Ömer Seyfettin'in Hayatı ve Eserleri

— min. okuma: 4-5 dakika
Ömer Seyfettin'in Hayatı ve Eserleri

Ömer Seyfettin (d. 11 Mart 1884, Balıkesir - ö. 6 Mart 1920, İstanbul Vilayeti) Türk yazar, asker ve öğretmen.

1- Ömer Seyfettin Hayatı

Ömer Seyfettin 1884 yılında Balıkesir'in Gönen ilçesinde dünyaya gelmiştir. Babası Yüzbaşı Ömer Şevki Bey ve annesi Fatma Hanım'ın küçük yaşta ikisini kaybettiği dört evladından biridir. İlköğrenimine Gönen'de bir mahalle mektebinde başlamıştır. Ömer Şevki Bey'in görevi nedeniyle önce İnebolu sonra Ayancık ve son olarak İstanbul'a yerleşmişlerdir. Ömer Seyfettin önce Mekteb-i Osmanî'de, daha sonra 1893 yılında Askerî Baytar Rüştiyesi'nde öğrenim hayatına devam etmiştir. Daha sonra 1896 yıllında Edirne Askerî İdadîsi'ni ve 1900 yılında ise İdadî'yi bitirerek İstanbul'a dönmüştür.

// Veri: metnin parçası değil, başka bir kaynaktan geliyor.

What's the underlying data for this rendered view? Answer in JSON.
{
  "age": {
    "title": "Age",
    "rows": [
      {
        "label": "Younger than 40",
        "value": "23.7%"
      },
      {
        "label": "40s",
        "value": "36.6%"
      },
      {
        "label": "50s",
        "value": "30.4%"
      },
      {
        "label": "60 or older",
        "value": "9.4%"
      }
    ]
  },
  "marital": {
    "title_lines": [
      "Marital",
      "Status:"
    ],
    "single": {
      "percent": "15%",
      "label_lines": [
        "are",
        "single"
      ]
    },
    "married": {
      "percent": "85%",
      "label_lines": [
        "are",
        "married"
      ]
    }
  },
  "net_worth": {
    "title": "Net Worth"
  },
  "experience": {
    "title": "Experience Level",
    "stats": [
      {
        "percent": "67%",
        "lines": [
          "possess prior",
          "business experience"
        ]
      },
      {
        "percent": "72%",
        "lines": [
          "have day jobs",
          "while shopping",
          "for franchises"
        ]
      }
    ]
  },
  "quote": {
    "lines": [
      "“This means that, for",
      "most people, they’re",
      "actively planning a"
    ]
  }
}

İstanbul'a geldiğinde ise Şahâne'ye başlamış ve 1903 yılında Makedonya'da çıkan karışıklık üzerine "Sınıf-ı müstacele" denilen bir hakla imtihansız mezun olmuştur. Mezuniyetten sonra, piyade asteğmeni rütbesiyle, merkezi Selanik'de bulunan Üçüncü Ordu'nun İzmir Redif Tümeni'ne bağlı Kuşadası Redif Taburu'na tayin edilmiştir. 1906 yılında ise İzmir Jandarma Okulu'na öğretmen olarak atanmıştır. Bu durum Ömer Seyfettin için dönüm noktası olmuştur. Çünkü İzmir'deki fikrî ve edebî faaliyetleri takip edecek ve bunlar içerisinde yer alan gençlerle vesile olacaktır.

Ömer Seyfettin, batı kültürünü tanıyan Baha Tevfik'ten Fransızca bilgisini artırmak için teşvik görmüş, Necip Türkçü'den ise sade Türkçe ve millî bir dille yapılan millî edebiyat konusunda önemli fikirler almıştır. 1909'da Selanik Üçüncü Ordu'da görevlendirilmiştir. Balkan Savaşı başladığında yeniden orduya çağrılmış ve Yanya Kuşatması'nda esir düşmüştür. Esaret altında iken sürekli okumuş ve "Mehdi", "Hürriyet Bayrakları" gibi hikâyelerini bu dönemde yazmıştır. 1913'te esareti bitince İstanbul'a dönmüş ve 23 Ocak 1913'te Enver Paşa'nın organize ettiği Bâb-ı Âli Baskını'na katılmıştır. Türk Sözü dergisinin başyazarlığına getirilerek; burada Türkçü düşüncenin sözcülüğünü yapan yazılar yazmıştır. 1914 yılında Kabataş Sultanisi'nde öğretmenlik görevine başlamış ve bu görevini ölümüne kadar sürdürmüştür.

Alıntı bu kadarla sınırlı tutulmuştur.